First-Principles Density Limit Scaling in Tokamaks Based on Edge Turbulent Transport and Implications for ITER

A first-principles scaling law, based on turbulent transport considerations, and a multimachine database of density limit discharges from the ASDEX Upgrade, JET, and TCV tokamaks, show that the increase of the boundary turbulent transport with the plasma collisionality sets the maximum density achievable in tokamaks. This scaling law shows a strong dependence on the heating power, therefore predicting for ITER a significantly larger safety margin than the Greenwald empirical scaling [Greenwald et al., Nucl. Fusion, 28, 2199 (1988)] in case of unintentional high-to-low confinement transition.

Figure 1

Time trace of the gas flux, electron density from Thomson scattering, radiation intensity, and magnetic perturbations for the JET discharge No. 80823. The MARFE event is identified by the strong increase of the radiation measured above the $X$ point. The MARFE onset precedes the appearance of a locked mode, which eventually leads to the plasma disruption. The red dashed vertical line represents the time of the MARFE onset, $t_M\simeq 20.9\mathrm{s}$. The onset of the locked $N=1$ mode occurs at 21.95 s, while the disruption time is at 21.1 s.

Figure 2

Radial profile of the electron density (a), electron temperature (b), and electron pressure (c) as a function of the normalized radial coordinate at three different times of the JET discharge No. 80823. The time of the MARFE onset is denoted as $t_M$ (see Fig. 1). The radial profiles are obtained by fitting Thomson data with splines (Hermite form), imposing the profile and its first derivative to vanish at ${\rho }_{\mathrm{pol}}=1.1$ and enforcing the monotonicity of the profile in the edge region.

Figure 3

(a) Experimental edge density measured by means of Thomson scattering at the onset of the MARFE compared with the theoretical prediction $n_{\lim }$ provided by Eq. (12) with $\alpha =3.3\pm 0.3$. (b) Experimental measured maximum line-averaged density ($n_{\mathrm{avg}}$) compared with the prediction provided by the empirical scaling law in Eq. (1) (red dashed line).
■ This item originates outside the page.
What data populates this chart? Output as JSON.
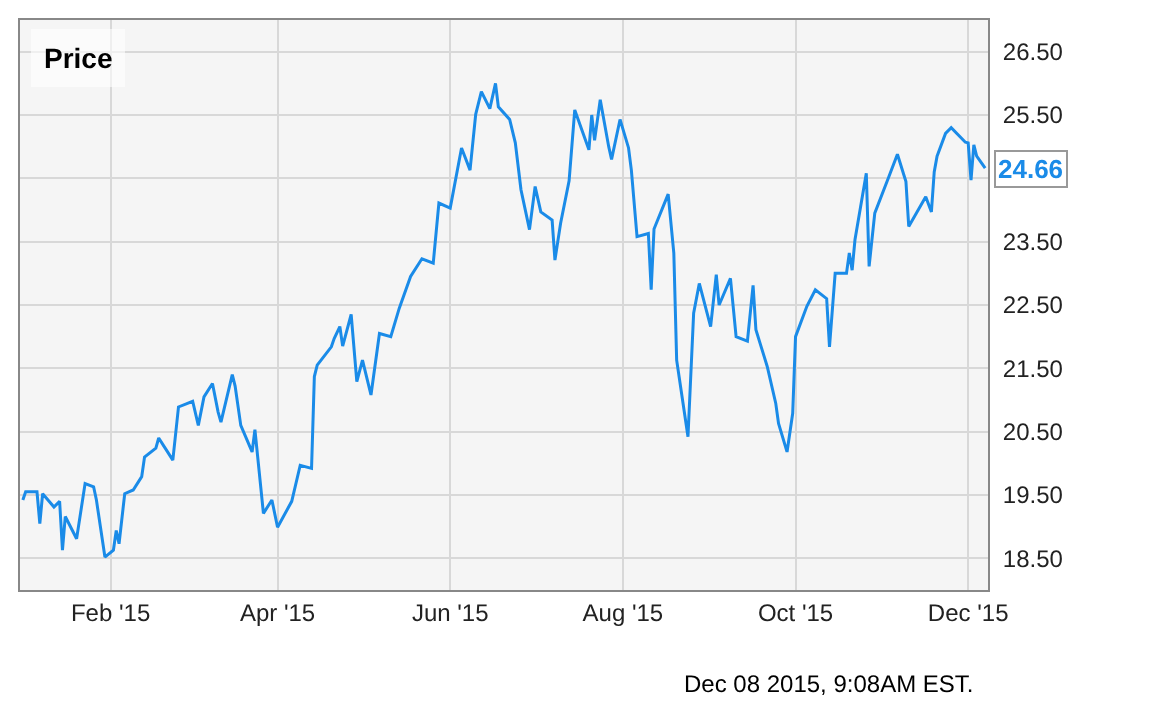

For comparison purpose, a proportionality factor is also considered in the empirical scaling when evaluating the $R^2$ parameter. Different marker shapes and colors are used to distinguish between the standard density limit (DL) and the density limit of discharges with an $H$-mode phase (HDL). As examples, the error bars are shown for the discharge with the lowest and highest density.